Avec Guibaï Gatama
La tolérance, la justice, le respect de l’autre et la dignité sont l’empreinte du Sahélien.
On m’interroge sur mon silence. Non, je ne suis pas silencieux : j’observe, j’écoute et je travaille à apaiser les esprits, à éviter que le Grand-Nord ne s’embrase ou ne sombre dans une violence inutile – une violence qui ne peut que desservir nos ambitions politiques. Je le fais loin du tumulte.
De ce travail, que constate-t-on ? L’effritement progressif de nos valeurs, sacrifiées sur l’autel de l’intolérance et d’une dictature de la pensée qui, pourtant, ne saurait s’imposer durablement en terre sahélienne.
Dans notre culture, la divergence d’opinion n’est ni une faute ni un péché.
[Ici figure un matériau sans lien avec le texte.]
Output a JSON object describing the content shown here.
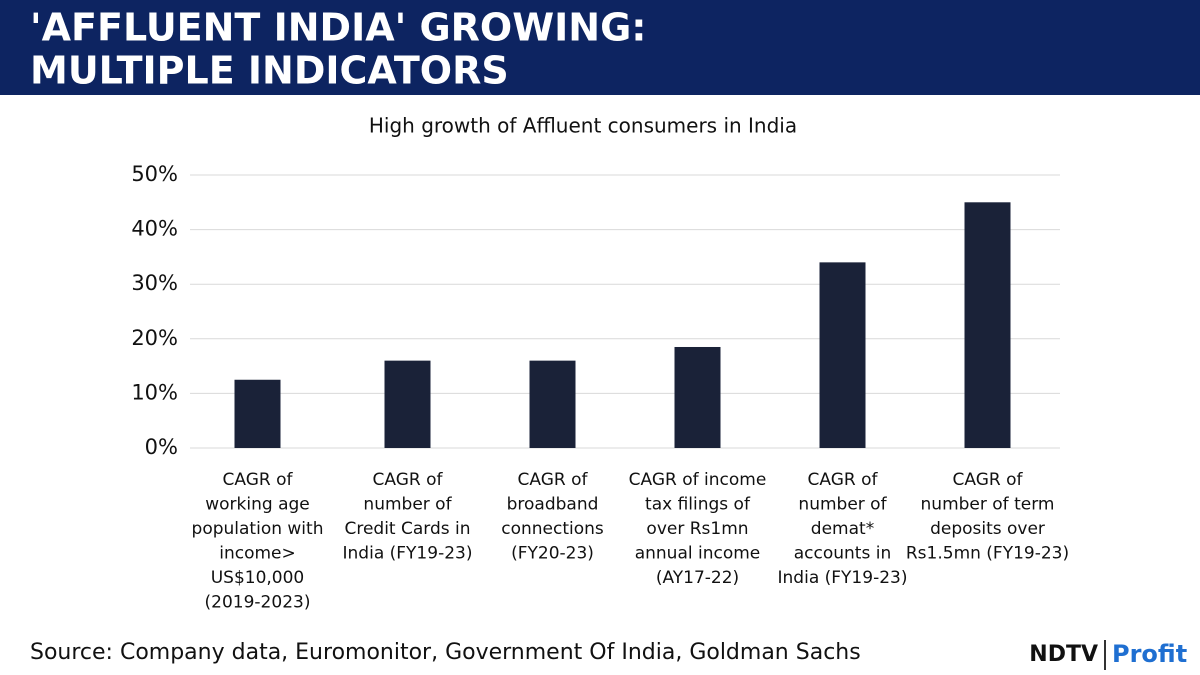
{
  "header": {
    "title_lines": [
      "'AFFLUENT INDIA' GROWING:",
      "MULTIPLE INDICATORS"
    ]
  },
  "chart_data": {
    "type": "bar",
    "title": "High growth of Affluent consumers in India",
    "categories": [
      [
        "CAGR of",
        "working age",
        "population with",
        "income>",
        "US$10,000",
        "(2019-2023)"
      ],
      [
        "CAGR of",
        "number of",
        "Credit Cards in",
        "India (FY19-23)"
      ],
      [
        "CAGR of",
        "broadband",
        "connections",
        "(FY20-23)"
      ],
      [
        "CAGR of income",
        "tax filings of",
        "over Rs1mn",
        "annual income",
        "(AY17-22)"
      ],
      [
        "CAGR of",
        "number of",
        "demat*",
        "accounts in",
        "India (FY19-23)"
      ],
      [
        "CAGR of",
        "number of term",
        "deposits over",
        "Rs1.5mn (FY19-23)"
      ]
    ],
    "values": [
      12.5,
      16,
      16,
      18.5,
      34,
      45
    ],
    "color": "#1a2238",
    "ylim": [
      0,
      50
    ],
    "yticks": [
      {
        "value": 0,
        "label": "0%"
      },
      {
        "value": 10,
        "label": "10%"
      },
      {
        "value": 20,
        "label": "20%"
      },
      {
        "value": 30,
        "label": "30%"
      },
      {
        "value": 40,
        "label": "40%"
      },
      {
        "value": 50,
        "label": "50%"
      }
    ],
    "grid": true
  },
  "source": "Source: Company data, Euromonitor, Government Of India, Goldman Sachs",
  "logo": {
    "brand": "NDTV",
    "product": "Profit"
  }
}
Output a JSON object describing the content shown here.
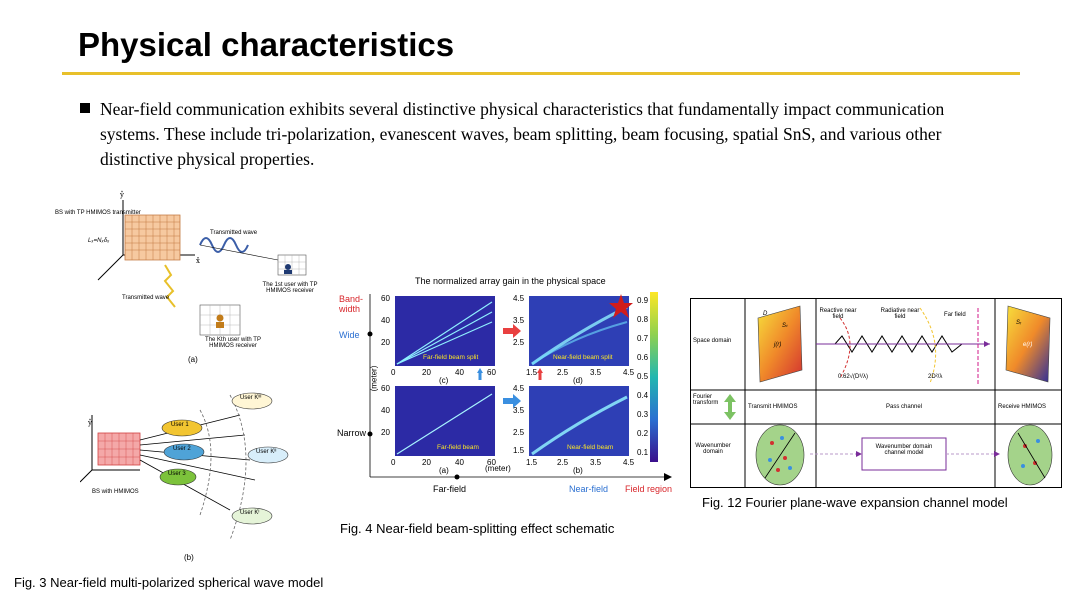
{
  "slide": {
    "title": "Physical characteristics",
    "accent_color": "#e8c02a",
    "bullet": "Near-field communication exhibits several distinctive physical characteristics that fundamentally impact communication systems. These include tri-polarization, evanescent waves, beam splitting, beam focusing, spatial SnS, and various other distinctive physical properties."
  },
  "fig3": {
    "caption": "Fig. 3  Near-field multi-polarized spherical wave model",
    "a": {
      "bs_label": "BS with TP HMIMOS transmitter",
      "dims_label": "Lₓ=Nₓδₓ",
      "tx_wave_top": "Transmitted wave",
      "tx_wave_bottom": "Transmitted wave",
      "user1_label": "The 1st user with TP HMIMOS receiver",
      "userk_label": "The Kth user with TP HMIMOS receiver",
      "panel": "(a)"
    },
    "b": {
      "bs_label": "BS with HMIMOS",
      "users": [
        "User 1",
        "User 2",
        "User 3"
      ],
      "userk_labels": [
        "User Kᴵᴵᴵ",
        "User Kᴵᴵ",
        "User Kᴵ"
      ],
      "panel": "(b)"
    }
  },
  "fig4": {
    "caption": "Fig. 4  Near-field beam-splitting effect schematic",
    "title": "The normalized array gain in the physical space",
    "y_group_bandwidth": "Band-\nwidth",
    "wide": "Wide",
    "narrow": "Narrow",
    "ylabel": "(meter)",
    "xlabel": "(meter)",
    "panels": [
      {
        "id": "(c)",
        "label": "Far-field beam split"
      },
      {
        "id": "(d)",
        "label": "Near-field beam split"
      },
      {
        "id": "(a)",
        "label": "Far-field beam"
      },
      {
        "id": "(b)",
        "label": "Near-field beam"
      }
    ],
    "left_x_ticks": [
      "0",
      "20",
      "40",
      "60"
    ],
    "left_y_ticks": [
      "60",
      "40",
      "20",
      "0"
    ],
    "right_x_ticks": [
      "1.5",
      "2.5",
      "3.5",
      "4.5"
    ],
    "right_y_ticks": [
      "4.5",
      "3.5",
      "2.5",
      "1.5"
    ],
    "colorbar_ticks": [
      "0.9",
      "0.8",
      "0.7",
      "0.6",
      "0.5",
      "0.4",
      "0.3",
      "0.2",
      "0.1"
    ],
    "bottom_far": "Far-field",
    "bottom_near": "Near-field",
    "bottom_region": "Field region"
  },
  "fig12": {
    "caption": "Fig. 12  Fourier plane-wave expansion channel model",
    "row_labels": [
      "Space domain",
      "Fourier transform",
      "Wavenumber domain"
    ],
    "reactive": "Reactive near field",
    "radiative": "Radiative near field",
    "far": "Far field",
    "d_label": "D",
    "s_t": "Sₜ",
    "j_r": "j(r)",
    "s_r": "Sᵣ",
    "e_r": "e(r)",
    "formula_left": "0.62√(D³/λ)",
    "formula_right": "2D²/λ",
    "transmit": "Transmit HMIMOS",
    "pass": "Pass channel",
    "receive": "Receive HMIMOS",
    "channel_box": "Wavenumber domain channel model"
  }
}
On peut soutenir Paul Biya, Bello Bouba Maigari, Issa Tchiroma, Cabral, ou choisir de ne soutenir personne : cela ne doit pas faire de nous des ennemis.
Nos véritables adversaires sont connus : une marginalisation persistante à tous les niveaux, un sous-développement chronique, un chômage endémique qui étouffe nos jeunes et freine nos espoirs collectifs.
Que deviendrions-nous, dans le Grand-Nord, si l’intolérance et le rejet de la différence venaient à régir notre quotidien au nom des divergences politiques ? Le respect de l’autre doit demeurer la règle cardinale et la clé de notre vivre-ensemble.